The Zenfone Max Pro M1 comes with a dual rear camera setup – a 13MP primary sensor and a 5MP depth-sensing unit. The camera specs are mostly the same as the Redmi Note 5 Pro, which is our best-ranking mid-range phone currently, but the results are not the same. Photos from the Zenfone Max Pro M1 are average, to say the least. That wow factor is missing. Highlights get clipped often and details in the textures isn’t as prominent as the best in the market. It’s still better than most other mid-rangers, but if you’re looking for the absolute best, it’s best to try your luck in getting the Note 5 Pro. Any mid-range phones will take decent daytime shots with ample light pouring into the frame. So does the Zenfone Max Pro M1. You will get well-lit photos which are bright and vibrant. The colour temperature does tend towards the warmer side, but they look aesthetically pleasing regardless a match for the Redmi Note 5 Pro of the camera.
There’s an ugly glare from the incandescent source of light when taking photos indoors, while close-up shots are somewhat well-lit but aren’t as sharp. Close-up shots, taken in daylight will result in well-detailed, sharp macro shots. In the photo below, the details in the flower are well-preserved while the colour of the flower came out a little more saturated, yet not as much as the Redmi Note 5 Pro. The camera on the Zenfone Max Pro M1 isn’t conducive to use in low-light. There’s considerable noise in the photos. The shadows are practically blackened and whatever area is lit is mired in grains.

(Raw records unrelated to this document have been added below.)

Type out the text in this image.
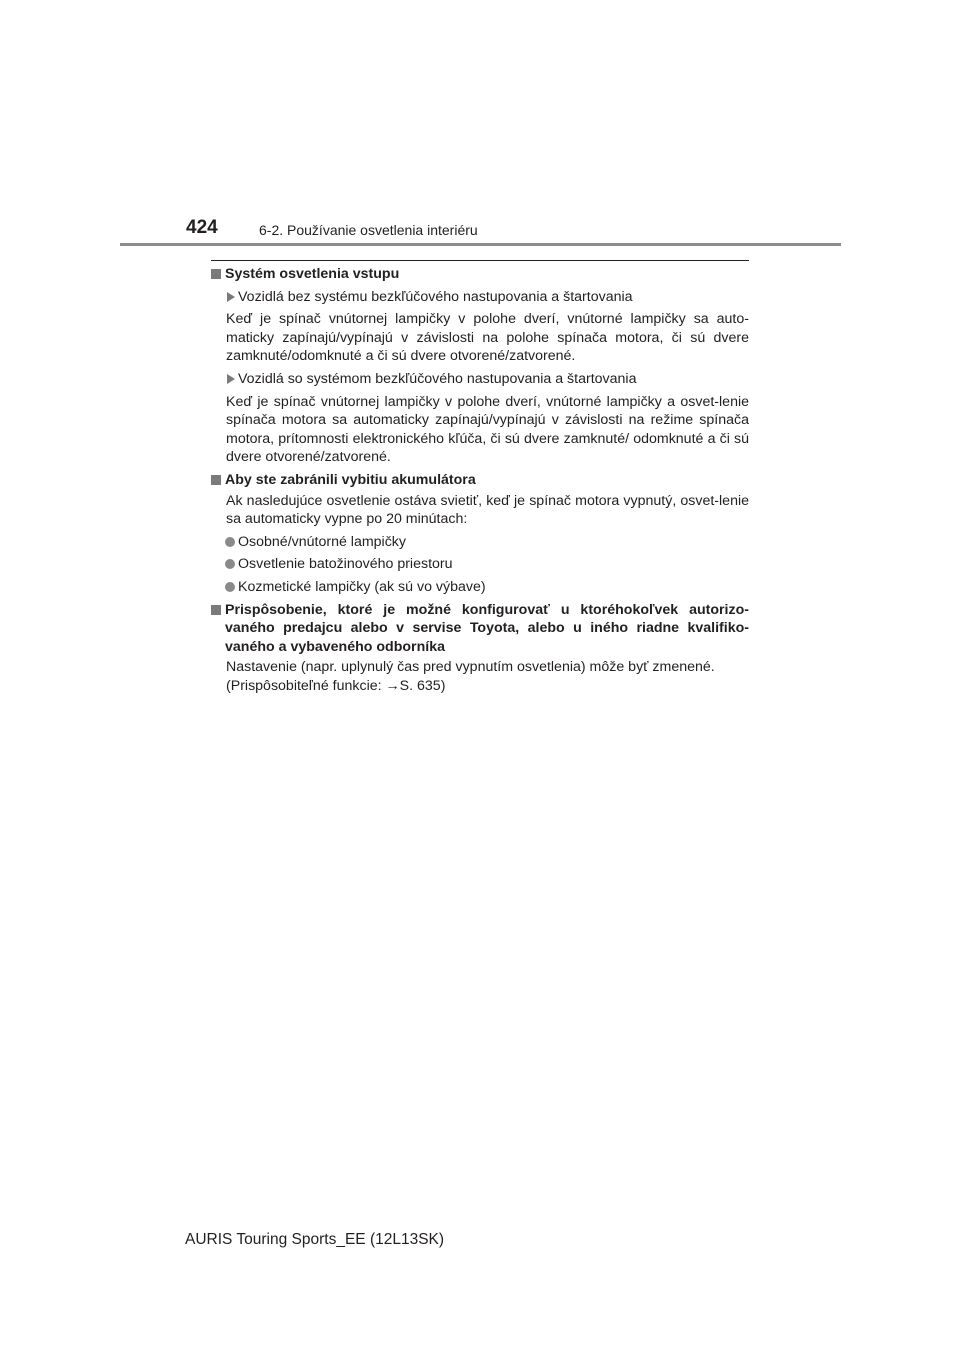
424	6-2. Používanie osvetlenia interiéru
Systém osvetlenia vstupu
Vozidlá bez systému bezkľúčového nastupovania a štartovania
Keď je spínač vnútornej lampičky v polohe dverí, vnútorné lampičky sa auto-maticky zapínajú/vypínajú v závislosti na polohe spínača motora, či sú dvere zamknuté/odomknuté a či sú dvere otvorené/zatvorené.
Vozidlá so systémom bezkľúčového nastupovania a štartovania
Keď je spínač vnútornej lampičky v polohe dverí, vnútorné lampičky a osvet-lenie spínača motora sa automaticky zapínajú/vypínajú v závislosti na režime spínača motora, prítomnosti elektronického kľúča, či sú dvere zamknuté/ odomknuté a či sú dvere otvorené/zatvorené.
Aby ste zabránili vybitiu akumulátora
Ak nasledujúce osvetlenie ostáva svietiť, keď je spínač motora vypnutý, osvet-lenie sa automaticky vypne po 20 minútach:
Osobné/vnútorné lampičky
Osvetlenie batožinového priestoru
Kozmetické lampičky (ak sú vo výbave)
Prispôsobenie, ktoré je možné konfigurovať u ktoréhokoľvek autorizo-vaného predajcu alebo v servise Toyota, alebo u iného riadne kvalifiko-vaného a vybaveného odborníka
Nastavenie (napr. uplynulý čas pred vypnutím osvetlenia) môže byť zmenené.
(Prispôsobiteľné funkcie: →S. 635)
AURIS Touring Sports_EE (12L13SK)
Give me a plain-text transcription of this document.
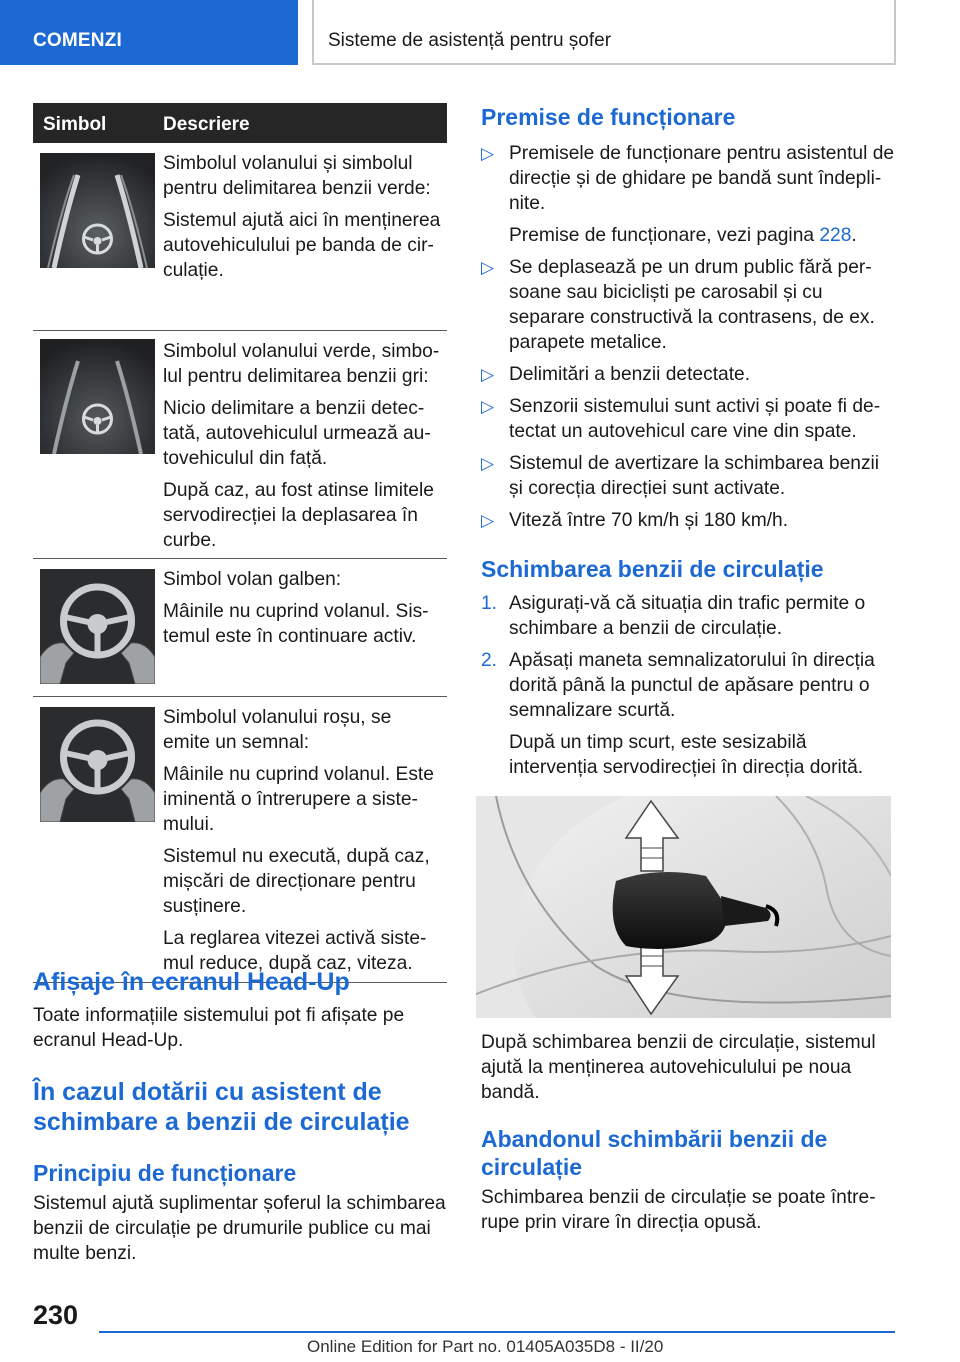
COMENZI	Sisteme de asistență pentru șofer
Simbol	Descriere

Simbolul volanului și simbolul pentru delimitarea benzii verde:

Sistemul ajută aici în menținerea autovehiculului pe banda de cir-culație.

Simbolul volanului verde, simbo-lul pentru delimitarea benzii gri:

Nicio delimitare a benzii detec-tată, autovehiculul urmează au-tovehiculul din față.

După caz, au fost atinse limitele servodirecției la deplasarea în curbe.

Simbol volan galben:

Mâinile nu cuprind volanul. Sis-temul este în continuare activ.

Simbolul volanului roșu, se emite un semnal:

Mâinile nu cuprind volanul. Este iminentă o întrerupere a siste-mului.

Sistemul nu execută, după caz, mișcări de direcționare pentru susținere.

La reglarea vitezei activă siste-mul reduce, după caz, viteza.

Afișaje în ecranul Head-Up

Toate informațiile sistemului pot fi afișate pe ecranul Head-Up.

În cazul dotării cu asistent de schimbare a benzii de circulație
Principiu de funcționare

Sistemul ajută suplimentar șoferul la schimbarea benzii de circulație pe drumurile publice cu mai multe benzi.

Premise de funcționare
▷ Premisele de funcționare pentru asistentul de direcție și de ghidare pe bandă sunt îndepli-nite.

Premise de funcționare, vezi pagina 228.

▷ Se deplasează pe un drum public fără per-soane sau bicicliști pe carosabil și cu separare constructivă la contrasens, de ex. parapete metalice.
▷ Delimitări a benzii detectate.
▷ Senzorii sistemului sunt activi și poate fi de-tectat un autovehicul care vine din spate.
▷ Sistemul de avertizare la schimbarea benzii și corecția direcției sunt activate.
▷ Viteză între 70 km/h și 180 km/h.
Schimbarea benzii de circulație
1. Asigurați-vă că situația din trafic permite o schimbare a benzii de circulație.
2. Apăsați maneta semnalizatorului în direcția dorită până la punctul de apăsare pentru o semnalizare scurtă.

După un timp scurt, este sesizabilă intervenția servodirecției în direcția dorită.

După schimbarea benzii de circulație, sistemul ajută la menținerea autovehiculului pe noua bandă.

Abandonul schimbării benzii de circulație

Schimbarea benzii de circulație se poate între-rupe prin virare în direcția opusă.

230
Online Edition for Part no. 01405A035D8 - II/20
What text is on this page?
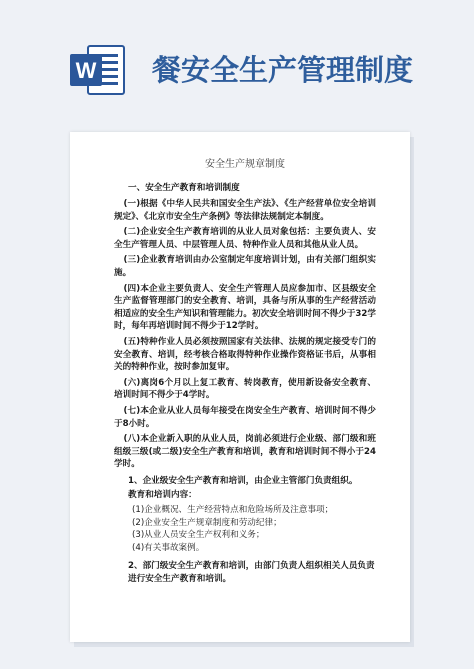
W 餐安全生产管理制度
安全生产规章制度
一、安全生产教育和培训制度
(一)根据《中华人民共和国安全生产法》、《生产经营单位安全培训规定》、《北京市安全生产条例》等法律法规制定本制度。
(二)企业安全生产教育培训的从业人员对象包括：主要负责人、安全生产管理人员、中层管理人员、特种作业人员和其他从业人员。
(三)企业教育培训由办公室制定年度培训计划，由有关部门组织实施。
(四)本企业主要负责人、安全生产管理人员应参加市、区县级安全生产监督管理部门的安全教育、培训，具备与所从事的生产经营活动相适应的安全生产知识和管理能力。初次安全培训时间不得少于32学时，每年再培训时间不得少于12学时。
(五)特种作业人员必须按照国家有关法律、法规的规定接受专门的安全教育、培训，经考核合格取得特种作业操作资格证书后，从事相关的特种作业，按时参加复审。
(六)离岗6个月以上复工教育、转岗教育，使用新设备安全教育、培训时间不得少于4学时。
(七)本企业从业人员每年接受在岗安全生产教育、培训时间不得少于8小时。
(八)本企业新入职的从业人员，岗前必须进行企业级、部门级和班组级三级(或二级)安全生产教育和培训，教育和培训时间不得小于24学时。
1、企业级安全生产教育和培训，由企业主管部门负责组织。
教育和培训内容：
(1)企业概况、生产经营特点和危险场所及注意事项；
(2)企业安全生产规章制度和劳动纪律；
(3)从业人员安全生产权利和义务；
(4)有关事故案例。
2、部门级安全生产教育和培训，由部门负责人组织相关人员负责进行安全生产教育和培训。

In terms of bokeh shots, the Zenfone Max Pro M1 tries to match up with phones likes MiA1 and Redmi Note 5 Pro, but doesn’t quite make it. The Zenfone Max Pro M1 sports an 8-megapixel shooter with F/2.0 aperture combined with a soft LED flash. The selfies actually come out well-detailed with the right amount exposure and minimal beauty effects. It can also take portrait selfies and unlike other selfie-centric phones like the Oppo F7, the background isn’t overexposed to make the portrait stand out.
One of the highlights of the Zenfone Max Pro M1 is the 5,000mAh battery. PCMark’s 2.0 Battery test ran for 10 hours 39 minutes which easily converts to over a day of use. One of the main reason to recommend the phone is for the long battery life. Asus also bundles a fast charger with the device that can charge the phone to its full capacity in around 2 hours 30 minutes.
So overall the Asus Zenfone Max Pro M1 can take on the best in the market with ease. Like most Asus phones, the spec-sheet is maxed out with the best mid-range hardware. That includes latest stock Android and a 5,000mAh battery, two features which solve the biggest pain points people tend to have when making a purchase at that price range. The phone even manages to take on the formidable Redmi Note 5 Pro, save for the imaging prowess, but the pros easily outweigh the cons. In all, it’s always good to have a choice of clean stock UI without compromising on the performance.